Ivey was perfect for him, and look how well that had worked out. “Even worse.”
“You’re not making any sense. It’s because of Ivey, isn’t it?”
When it came to Ivey, it was true that nothing made sense. “I haven’t let you fix me up for a year, and now you want to blame it on Ivey?”
> “I thought I was wearing you down.”
“You weren’t.”
“I hate that you’re alone.”
“I’m not alone. I have you guys. Scott, my roommate, even if he is gone half the time. And the hospital. Don’t know if you heard, but we’re engaged. Very happy together too. I’ll make sure to send you a save the date.”
“This isn’t funny. You’re a great guy, a real catch. And even if you are my brother, the word is that you’re hot. I know, gross.”
“Disgusting. It’s not like I haven’t dated. I don’t have time for a relationship, in case you hadn’t noticed.”
“I noticed.

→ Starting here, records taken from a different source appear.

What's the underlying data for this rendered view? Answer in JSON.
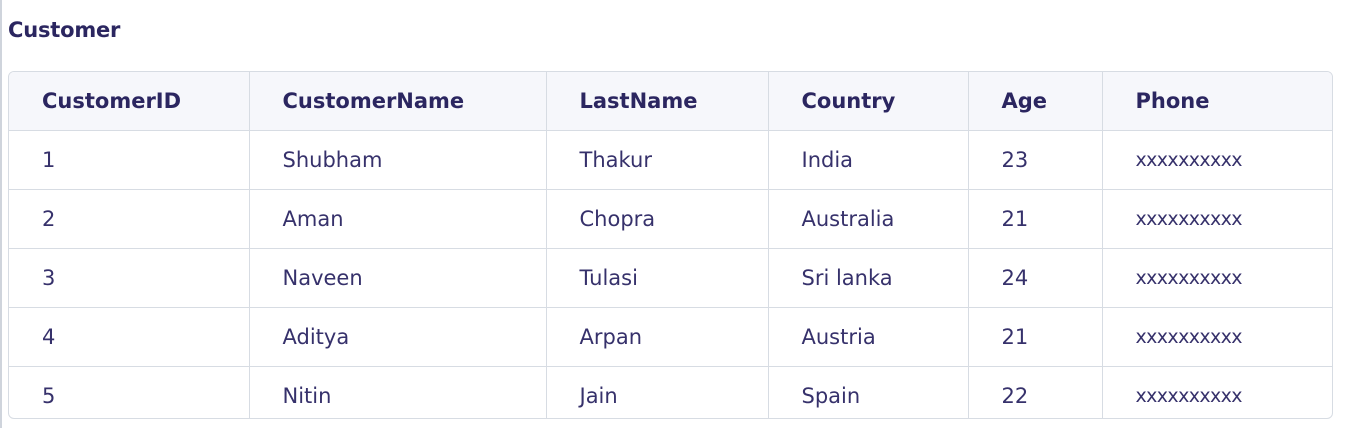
{
  "caption": "Customer",
  "table": {
    "headers": [
      "CustomerID",
      "CustomerName",
      "LastName",
      "Country",
      "Age",
      "Phone"
    ],
    "rows": [
      [
        "1",
        "Shubham",
        "Thakur",
        "India",
        "23",
        "xxxxxxxxxx"
      ],
      [
        "2",
        "Aman",
        "Chopra",
        "Australia",
        "21",
        "xxxxxxxxxx"
      ],
      [
        "3",
        "Naveen",
        "Tulasi",
        "Sri lanka",
        "24",
        "xxxxxxxxxx"
      ],
      [
        "4",
        "Aditya",
        "Arpan",
        "Austria",
        "21",
        "xxxxxxxxxx"
      ],
      [
        "5",
        "Nitin",
        "Jain",
        "Spain",
        "22",
        "xxxxxxxxxx"
      ]
    ]
  }
}
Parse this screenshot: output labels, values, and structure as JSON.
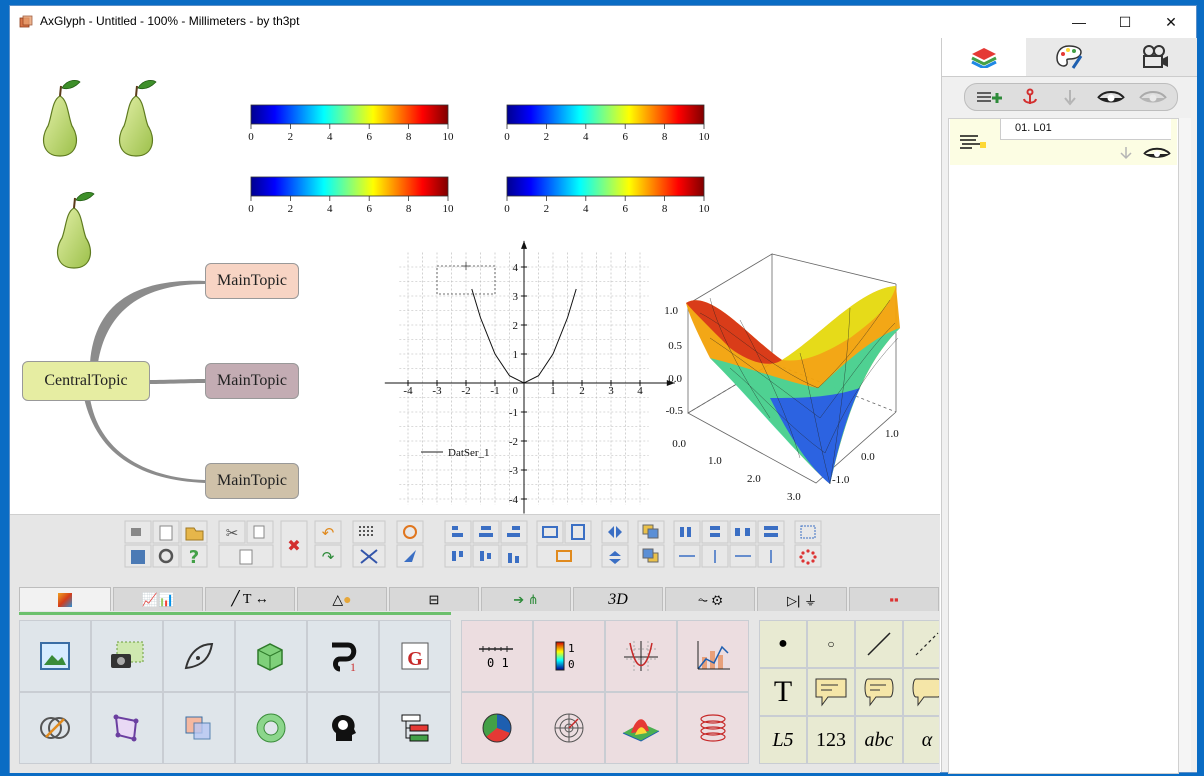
{
  "window": {
    "title": "AxGlyph - Untitled - 100% - Millimeters - by th3pt",
    "controls": {
      "minimize": "—",
      "maximize": "☐",
      "close": "✕"
    }
  },
  "canvas": {
    "colorbar": {
      "ticks": [
        "0",
        "2",
        "4",
        "6",
        "8",
        "10"
      ]
    },
    "mindmap": {
      "central": "CentralTopic",
      "topics": [
        "MainTopic",
        "MainTopic",
        "MainTopic"
      ]
    },
    "plot2d": {
      "x_ticks": [
        "-4",
        "-3",
        "-2",
        "-1",
        "1",
        "2",
        "3",
        "4"
      ],
      "y_ticks": [
        "4",
        "3",
        "2",
        "1",
        "-1",
        "-2",
        "-3",
        "-4"
      ],
      "origin_label": "0",
      "legend": "DatSer_1"
    },
    "plot3d": {
      "z_ticks": [
        "1.0",
        "0.5",
        "0.0",
        "-0.5",
        "0.0"
      ],
      "x_ticks": [
        "1.0",
        "2.0",
        "3.0"
      ],
      "y_ticks": [
        "1.0",
        "0.0",
        "-1.0"
      ]
    }
  },
  "chart_data": [
    {
      "type": "line",
      "x": [
        -1.8,
        -1.5,
        -1.0,
        -0.5,
        0,
        0.5,
        1.0,
        1.5,
        1.8
      ],
      "series": [
        {
          "name": "DatSer_1",
          "values": [
            3.24,
            2.25,
            1.0,
            0.25,
            0,
            0.25,
            1.0,
            2.25,
            3.24
          ]
        }
      ],
      "xlim": [
        -4,
        4
      ],
      "ylim": [
        -4,
        4
      ],
      "grid": true,
      "legend": "bottom-left"
    }
  ],
  "tabs": [
    {
      "name": "tab-general",
      "label": ""
    },
    {
      "name": "tab-charts",
      "label": ""
    },
    {
      "name": "tab-lines-text",
      "label": ""
    },
    {
      "name": "tab-shapes",
      "label": ""
    },
    {
      "name": "tab-flowchart",
      "label": ""
    },
    {
      "name": "tab-diagram",
      "label": ""
    },
    {
      "name": "tab-3d",
      "label": "3D"
    },
    {
      "name": "tab-circuit",
      "label": ""
    },
    {
      "name": "tab-electronics",
      "label": ""
    },
    {
      "name": "tab-misc",
      "label": ""
    }
  ],
  "palette3": {
    "row2": [
      "T",
      "",
      "",
      ""
    ],
    "row3": [
      "L5",
      "123",
      "abc",
      "α"
    ]
  },
  "layers": {
    "item_label": "01. L01"
  },
  "colors": {
    "accent_tab_active": "#f2f2f2",
    "layer_item_bg": "#fcfde3",
    "titlebar_bg": "#ffffff"
  }
}
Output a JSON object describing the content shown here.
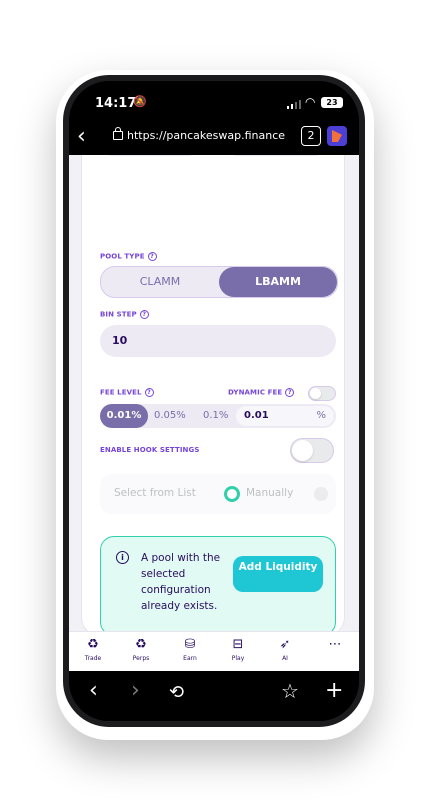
{
  "status_bar": {
    "time": "14:17",
    "battery": "23"
  },
  "browser": {
    "url": "https://pancakeswap.finance",
    "tab_count": "2"
  },
  "pool_type": {
    "label": "POOL TYPE",
    "options": [
      "CLAMM",
      "LBAMM"
    ],
    "selected": "LBAMM"
  },
  "bin_step": {
    "label": "BIN STEP",
    "value": "10"
  },
  "fee_level": {
    "label": "FEE LEVEL",
    "options": [
      "0.01%",
      "0.05%",
      "0.1%"
    ],
    "selected": "0.01%",
    "input_value": "0.01",
    "input_unit": "%"
  },
  "dynamic_fee": {
    "label": "DYNAMIC FEE"
  },
  "hook_settings": {
    "label": "ENABLE HOOK SETTINGS",
    "select_from_list": "Select from List",
    "manually": "Manually"
  },
  "notice": {
    "text": "A pool with the selected configuration already exists.",
    "button": "Add Liquidity"
  },
  "bottom_nav": {
    "items": [
      {
        "label": "Trade",
        "icon": "trade-icon"
      },
      {
        "label": "Perps",
        "icon": "perps-icon"
      },
      {
        "label": "Earn",
        "icon": "earn-icon"
      },
      {
        "label": "Play",
        "icon": "gamepad-icon"
      },
      {
        "label": "AI",
        "icon": "rocket-icon"
      },
      {
        "label": "",
        "icon": "more-icon"
      }
    ]
  },
  "colors": {
    "primary": "#7a6eaa",
    "accent": "#1fc7d4",
    "success": "#31d0aa",
    "text": "#280d5f",
    "label": "#7645d9"
  }
}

But sooner or later you’ll have time. And then what? Are you going to settle down with someone because the timing is right? It doesn’t work that way.”
She wasn’t saying anything he hadn’t thought of at one time or another, when he had time to think about personal shit. Which was about ten minutes out of every twenty-four hours. Yeah he was alone, and he hadn’t planned it that way. He’d wanted to marry Ivey right after medical school. He figured his wife would put up with the long resident hours and near poverty like no girlfriend ever would. He’d taken a lot for granted.
“What about one of those computer matchmaking services?”
Jeff couldn’t help the tick that formed in his jaw or the way his hands tightened around the glass he held. “You mean like the one where Ivey found her perfect match?”
His sister had the decency to look shamed. “Obviously she didn’t, or she wouldn’t be back in town, single again. That’s what worries me. You two are going to gravitate back toward each other like magnets.”
While that had a nice ring to it, he had his doubts. “Don’t worry about that. She hates me. The way she sees it, I broke up with her.”
Ali froze and stopped rinsing the plate midair. “That’s because she doesn’t know, does she?”
“And she never will.”
One month after their fight, he’d made it through exams and headed home to Ivey. To spend the entire weekend in her arms and never leave the bedroom. He’d been too abrupt with her in their last conversation. One week later he’d regretted it, but instead of calling, he’d waited and hatched a scheme to surprise her. Gone by his parent’s house to pick up his grandmother’s ring. His idea of a compromise. Ivey would understand how he felt about her. There was no else for him, but he needed more time to put his career in order. He would propose, and they’d have a long engagement. Ivey would get the surprise of her life.